Kumneger Teketel, the organising talent behind the well-established Hotel Show (Hospitality and Tourism Trade Show) in Ethiopia is launching a new fair: the First MICE East Africa 2016 Forum and Expo in Addis Ababa (June 9-11). His goal: to put Ethiopia on the African MICE map.
Text Marcel A.M. Vissers
How to expand the meetings industry?
The Ministry of Culture and Tourism together with the Ethiopian Tourism Organization (ETO) is undertaking a study, looking at how the meetings industry could expand its earnings.
“We want to understand how ETO can collaborate with individuals and institutions to ensure that we attract more international meetings. We also want to facilitate MICE events to ensure that events held here are successful,” said Solomon Tadesse, Chief Executive Officer (CEO) of ETO. Solomon pointed out that the study, to be completed this fiscal year, will indicate gaps in the industry and recommendations on how relevant government bodies can support the MICE industry. “Currently, we are gathering data from different stakeholders. The data will help us paint an accurate picture of the MICE industry and show us gaps that need to be addressed. The study will also help us prepare a clear strategy for the industry and guidelines that will facilitate our work. The aim is to support those involved in organising international meetings.”
The need for a national convention bureau
Kumneger Teketel, General Manger of Ozzie Business and Hospitality, the organisers of the MICE East Africa Expo, said the government’s interest and research initiative is a step in the right direction.

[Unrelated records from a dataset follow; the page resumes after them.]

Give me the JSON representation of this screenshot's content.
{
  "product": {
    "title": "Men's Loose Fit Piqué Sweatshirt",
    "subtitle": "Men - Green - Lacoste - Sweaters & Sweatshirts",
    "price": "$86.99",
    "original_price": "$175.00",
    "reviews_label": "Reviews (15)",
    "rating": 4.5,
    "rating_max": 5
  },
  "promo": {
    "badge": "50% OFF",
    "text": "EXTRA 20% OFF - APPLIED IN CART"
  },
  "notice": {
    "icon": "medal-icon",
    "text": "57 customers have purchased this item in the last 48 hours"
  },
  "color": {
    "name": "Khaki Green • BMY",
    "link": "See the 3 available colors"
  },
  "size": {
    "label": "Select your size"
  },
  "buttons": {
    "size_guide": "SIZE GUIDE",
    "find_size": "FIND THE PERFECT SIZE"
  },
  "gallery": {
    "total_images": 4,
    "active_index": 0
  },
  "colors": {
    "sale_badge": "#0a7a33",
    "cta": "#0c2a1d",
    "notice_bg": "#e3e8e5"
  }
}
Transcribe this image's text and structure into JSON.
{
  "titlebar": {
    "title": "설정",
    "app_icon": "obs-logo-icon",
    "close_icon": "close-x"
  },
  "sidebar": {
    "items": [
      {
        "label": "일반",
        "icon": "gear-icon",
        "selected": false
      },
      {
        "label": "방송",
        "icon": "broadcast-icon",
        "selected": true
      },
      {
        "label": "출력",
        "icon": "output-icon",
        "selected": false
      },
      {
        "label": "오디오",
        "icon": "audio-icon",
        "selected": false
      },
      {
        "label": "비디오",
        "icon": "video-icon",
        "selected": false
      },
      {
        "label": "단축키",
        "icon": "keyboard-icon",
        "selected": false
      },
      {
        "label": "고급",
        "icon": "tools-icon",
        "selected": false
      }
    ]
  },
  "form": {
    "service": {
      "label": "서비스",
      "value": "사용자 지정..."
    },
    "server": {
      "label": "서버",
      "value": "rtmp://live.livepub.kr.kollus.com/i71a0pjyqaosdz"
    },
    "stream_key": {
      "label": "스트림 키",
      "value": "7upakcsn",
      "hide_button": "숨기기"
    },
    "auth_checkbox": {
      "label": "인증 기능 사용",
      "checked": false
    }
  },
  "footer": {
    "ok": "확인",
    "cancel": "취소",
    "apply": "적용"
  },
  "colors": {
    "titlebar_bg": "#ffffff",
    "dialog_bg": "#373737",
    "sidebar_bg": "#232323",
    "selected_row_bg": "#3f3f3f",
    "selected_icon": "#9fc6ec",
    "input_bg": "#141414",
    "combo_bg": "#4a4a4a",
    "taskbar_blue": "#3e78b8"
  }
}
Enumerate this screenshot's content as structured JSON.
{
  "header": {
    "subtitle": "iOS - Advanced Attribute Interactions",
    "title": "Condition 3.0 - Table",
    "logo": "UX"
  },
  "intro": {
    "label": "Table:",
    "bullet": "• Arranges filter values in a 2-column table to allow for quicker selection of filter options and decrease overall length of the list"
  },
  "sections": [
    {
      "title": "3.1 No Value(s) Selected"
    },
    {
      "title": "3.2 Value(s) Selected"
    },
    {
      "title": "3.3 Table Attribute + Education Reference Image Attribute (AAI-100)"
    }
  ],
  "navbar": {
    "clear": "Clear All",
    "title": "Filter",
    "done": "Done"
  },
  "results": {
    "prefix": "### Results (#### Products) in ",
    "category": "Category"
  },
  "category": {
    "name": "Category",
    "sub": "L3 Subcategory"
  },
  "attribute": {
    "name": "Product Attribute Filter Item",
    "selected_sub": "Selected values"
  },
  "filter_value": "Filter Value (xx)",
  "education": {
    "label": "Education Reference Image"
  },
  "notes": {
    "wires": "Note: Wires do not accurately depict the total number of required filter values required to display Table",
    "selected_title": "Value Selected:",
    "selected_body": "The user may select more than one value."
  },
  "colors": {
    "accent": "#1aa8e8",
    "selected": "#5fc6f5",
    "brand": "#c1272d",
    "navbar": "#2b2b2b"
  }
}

“When people come here to attend MICE events, they don’t come for one purpose only. They reserve hotel rooms, they visit places, they take transportation, they eat food. When we take these things into account, we can see how meetings have a positive impact on a country,” he said. Both Kumneger and Solomon agree that despite progress in attracting more meetings, much remains to be done.
“The country has recently hosted big international events such as the Financing for Development (FFD3) conference and the government is working to attract more events,” said Solomon. Big conferences such as the FFD3 were organized in the absence of national convention bureaus, which in countries like Tanzania and South Africa, are responsible for coordinating MICE events.
According to Kumneger, “The study should consider the need for national convention bureaus to support the MICE industry.” All this efforts must lead to a successful first edition of a MICE fair in June 2016.
Organisers are inviting more than 150 hosted buyers – with a focus on European conference and incentive travel organisers – for a three-day visit to the first MICE East Africa Forum and Expo. If your application is accepted, return airfare, hotel accommodation and Forum registration will be offered.